这次进山,虽然未能如愿找到锁阳草,但这株意外得来的百年山参,也算没有白来。
第三天傍晚,我们三人背著登山包,终於安全回到林小雨家的小院子。。
听到动静,林母最先从屋里迎出来。
她目光在我们三人身上迅速扫过,见我们都全须全尾地站著,明显鬆了口气。
嘴里反覆念叨著:“回来了就好,回来了就好,没出事比什么都强。”
林父跟在后面,他沉稳得多,只是默默抽著烟。
林小雨放下背包,走到父亲面前:“爸,我们这次进山,挖到了个东西。”她说著,看向黄莉。
黄莉会意,从背包取出那个用布多层包裹的物件。
林父原本沉稳的表情看到那枚老山参时。
他盯著那株老参:“这这是”
“这芦头,这皮色,还有这体態,宝贝,真正的山宝贝啊!”
我问出了最关心的问题:“林叔叔,依您看,这株老山参,大概能值多少钱?”
林父没有立刻回答。他再次俯下身,查看那株老参。
过了好一会,他摇了摇头:“这东西,不好说死。野山参的价,没个定数,主要得看买家的需要和眼缘。”
他似乎在回忆,然后看向我,语气沉了几分:“品相嘛,你这株绝对是上上之选,形体好,鬚毛也全,年份肯定不短。”
“我记得前几年,我们村尾的老赵,在二道梁子那边撞大运,挖到一株,个头比你这株明显小一圈,。”

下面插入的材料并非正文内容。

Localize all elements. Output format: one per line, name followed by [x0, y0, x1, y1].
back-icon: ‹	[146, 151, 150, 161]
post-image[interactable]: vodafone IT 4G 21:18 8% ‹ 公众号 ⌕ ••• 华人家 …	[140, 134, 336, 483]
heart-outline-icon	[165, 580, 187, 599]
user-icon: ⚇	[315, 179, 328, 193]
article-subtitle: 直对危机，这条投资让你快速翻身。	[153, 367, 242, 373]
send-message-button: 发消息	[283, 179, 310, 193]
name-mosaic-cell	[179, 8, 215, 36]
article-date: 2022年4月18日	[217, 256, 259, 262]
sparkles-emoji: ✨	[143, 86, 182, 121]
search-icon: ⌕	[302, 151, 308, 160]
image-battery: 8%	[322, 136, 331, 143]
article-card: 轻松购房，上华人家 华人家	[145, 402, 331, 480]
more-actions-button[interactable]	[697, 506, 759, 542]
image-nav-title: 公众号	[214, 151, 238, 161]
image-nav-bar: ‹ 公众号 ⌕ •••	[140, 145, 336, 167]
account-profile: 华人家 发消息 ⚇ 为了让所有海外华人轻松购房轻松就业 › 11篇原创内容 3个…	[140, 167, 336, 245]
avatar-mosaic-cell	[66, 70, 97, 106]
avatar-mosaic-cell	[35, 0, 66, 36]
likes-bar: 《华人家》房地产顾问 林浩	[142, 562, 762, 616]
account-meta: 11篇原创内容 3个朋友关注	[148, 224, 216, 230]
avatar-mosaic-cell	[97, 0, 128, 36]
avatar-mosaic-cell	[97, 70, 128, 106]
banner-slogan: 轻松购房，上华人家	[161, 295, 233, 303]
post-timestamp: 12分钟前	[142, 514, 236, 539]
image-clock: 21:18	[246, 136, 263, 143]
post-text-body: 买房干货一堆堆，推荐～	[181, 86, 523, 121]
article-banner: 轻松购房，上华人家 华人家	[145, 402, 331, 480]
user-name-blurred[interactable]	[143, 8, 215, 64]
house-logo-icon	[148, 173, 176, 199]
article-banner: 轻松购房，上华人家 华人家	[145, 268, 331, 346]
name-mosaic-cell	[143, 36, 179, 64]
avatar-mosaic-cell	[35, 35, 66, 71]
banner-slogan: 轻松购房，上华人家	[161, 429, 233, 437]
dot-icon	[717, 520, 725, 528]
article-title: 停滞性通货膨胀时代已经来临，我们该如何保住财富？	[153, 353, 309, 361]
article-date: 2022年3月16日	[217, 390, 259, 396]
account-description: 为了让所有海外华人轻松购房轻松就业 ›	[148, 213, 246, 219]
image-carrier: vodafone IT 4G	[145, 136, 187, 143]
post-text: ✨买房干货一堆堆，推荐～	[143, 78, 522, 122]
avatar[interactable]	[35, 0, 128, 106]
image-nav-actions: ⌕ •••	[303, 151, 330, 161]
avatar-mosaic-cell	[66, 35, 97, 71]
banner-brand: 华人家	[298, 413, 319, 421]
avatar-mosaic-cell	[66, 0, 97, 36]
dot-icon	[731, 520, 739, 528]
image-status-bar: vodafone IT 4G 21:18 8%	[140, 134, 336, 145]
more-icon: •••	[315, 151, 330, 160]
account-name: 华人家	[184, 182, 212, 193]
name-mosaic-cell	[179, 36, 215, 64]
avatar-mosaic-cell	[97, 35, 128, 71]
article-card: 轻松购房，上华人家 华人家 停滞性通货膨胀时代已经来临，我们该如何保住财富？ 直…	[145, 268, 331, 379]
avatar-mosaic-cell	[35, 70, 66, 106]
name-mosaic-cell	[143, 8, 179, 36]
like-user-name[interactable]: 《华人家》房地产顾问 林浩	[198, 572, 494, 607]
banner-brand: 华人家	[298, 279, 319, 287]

他伸出五根手指,在我面前晃了晃:“最后,听说被一个南边来的老板,这个数请走了。”
“五十万?”我心头一跳。
林父肯定地点点头,目光落回那株老参上,“你这株,无论形体、年份还是品相,都在老赵那株之上。真要遇到识货的、又正好急需的主顾,价钱恐怕还得往上走。”
他话没说满,但意思已经再明白不过。
这株意外得来的老山参,价值远超我的预期。
它不仅是一株草药,更是一笔足以改变许多事情的巨额財富。